My internal clock is all screwed up, and went to bed about 8 and now it’s 3 in the morning and I’m wide awake. The hotel I’m staying at in San Diego does have high speed internet access that actually works, and I’m able to upload a few pics.
Yesterday’s travel from San Francisco to San Diego was uneventful, though today, Christmas Day, will be wet for part of my trip. It seems I am bringing a storm with me through my entire return travel to St. Louis, and I’ll be meeting up with rain, and even the possibility of snow in southern Arizona in the higher elevations. December is not a good travel month, and I wouldn’t recommend being on the road at Christmas, but I had business that needed resolution before the end of the year, and feel satisfaction in doing so.
Phone calls yesterday and day before, whether I was able to connect with you or not, well, they frankly cheered me up more than I can say. Lovely presents, every one. Sometimes virtual contact through email and blog and quick fingered IM isn’t enough and you want to connect with the people you know, live, even if it’s through a phone call rather than in person. The calls were like the visits we used to do going from neighbor to neighbor on Christmas Eve and Christmas, back when I was a kid.
And yes, I did go through LA with the cellphone stuck to my ear the entire time, just like a native — but since we crawled along the freeway at about 5 MPH the length of the city (which never ends by the way), I felt quite safe. I told AKMA that driving through LA (urh, Los Angeles) is like doing penance for being a very naughty person.
A couple of people mentioned that it was a brave thing to put my number online, but the only people who will see it are folks who like this weblog enough to read it during this holiday time and thus are friendly. I’ll remove the number from the post when I get home, but I did have a call from a strange, crazed man last night. Oh, wait a sec — that was Chris Locke.
When I caught up with my weblog reading in San Francisco, Halley had written an essay about virtual intimacy and online connections at misbehaving.net that has sparked some good and thoughtful discussion. I am much like Mike Golby in comments to the essay, in that the people I’ve come to like here online are as important to me as friends met in a more physical sense. That’s a scary thing at times because friendships formed here really are a true leap of faith.
Speaking of faith, I found one picture that I was going to post with a caption of “Found religion by the side of the road”, just for AKMA (who also comments on Halley’s post). However, I looked up the verses scrawled across the wall, and they reflect the wrathful side of Christianity that delight the more troubled religious fundamentalists in this country. They would rule here with equal parts zeal and hatred, like their compatriots in other troubled countries in the world, but for the grace of the laws of humanity that insist that we at least attempt to maintain religous freedom. I’d rather focus on AKMA and Margaret’s love of a gentle God then the one that would delight in smiting down cities and ‘false prophets’.

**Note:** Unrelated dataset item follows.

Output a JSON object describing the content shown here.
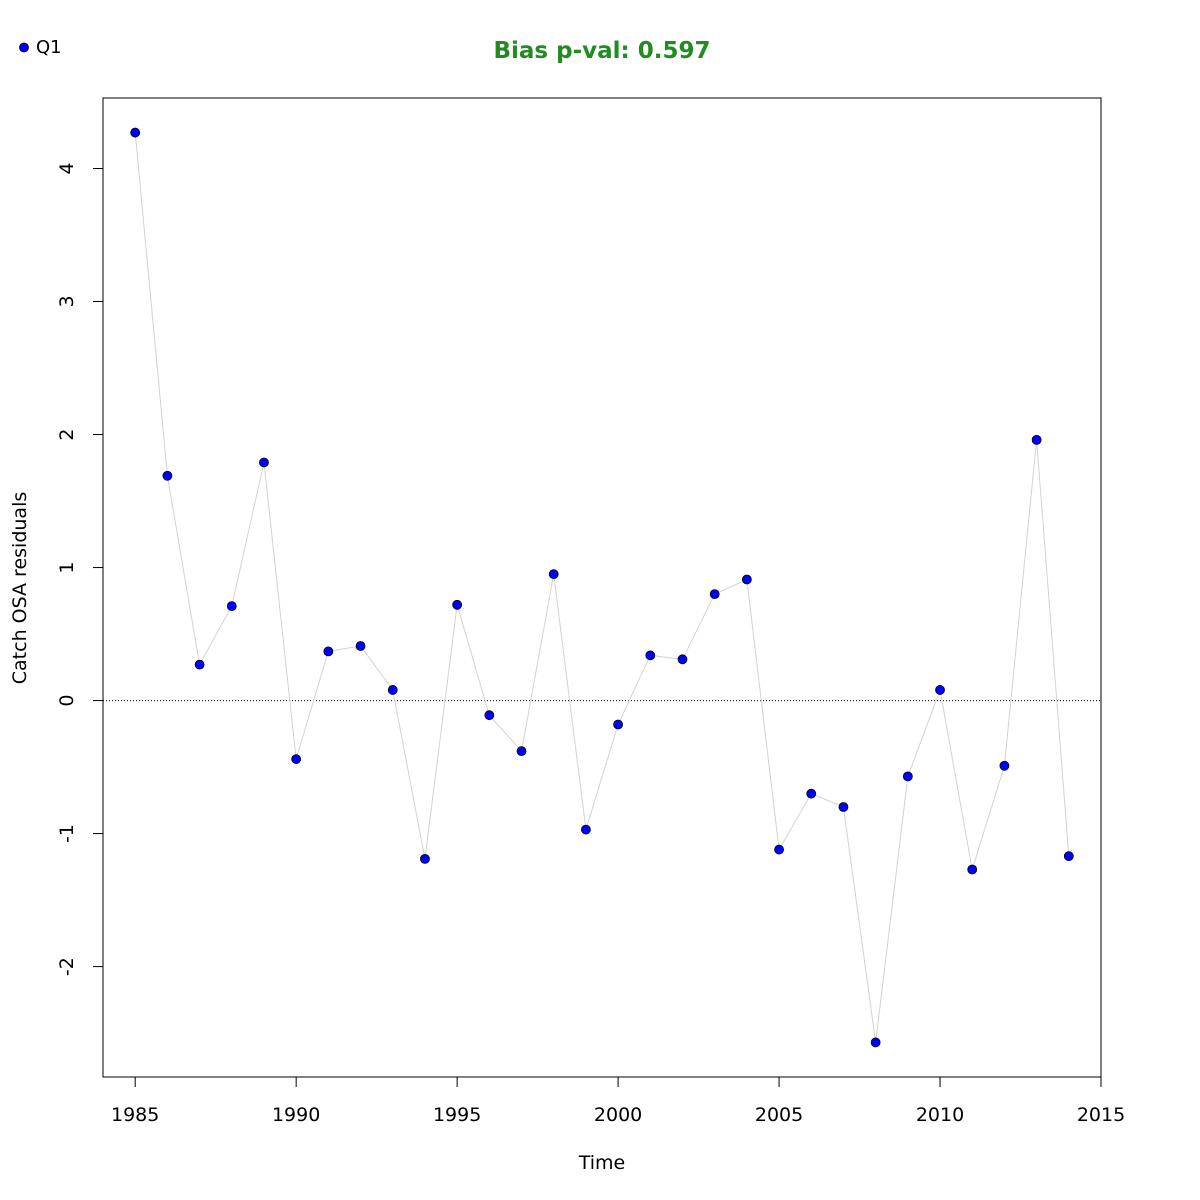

But I did so love the photo: the harsh contrasting light added a surreal touch of Americana that can only be found by traveling the Interstates in this country.
I won’t have much chance for photos going home, thanks to the weather that will accompany me. Elaine mentioned the Coronado Forest area of SE Arizona and I looked it up also and definitely want to visit the area. Unfortunately, with the snow levels falling to 2500 feet, it will have to wait until my next trip. Not a trip to California, though; I’ve had enough of these to last me a lifetime. No long haul trips again in the foreseeable future — too much solitude on lonely highways and too much time to think, and thinking can be an activity that, like smoking, is dangerous to your health and sanity in this country.
However, I did have beautiful weather for the trip out and found a photo that reflects sunnier times — even though it’s yet another photo of yet another tree. But we’ll see what we can find on the way home.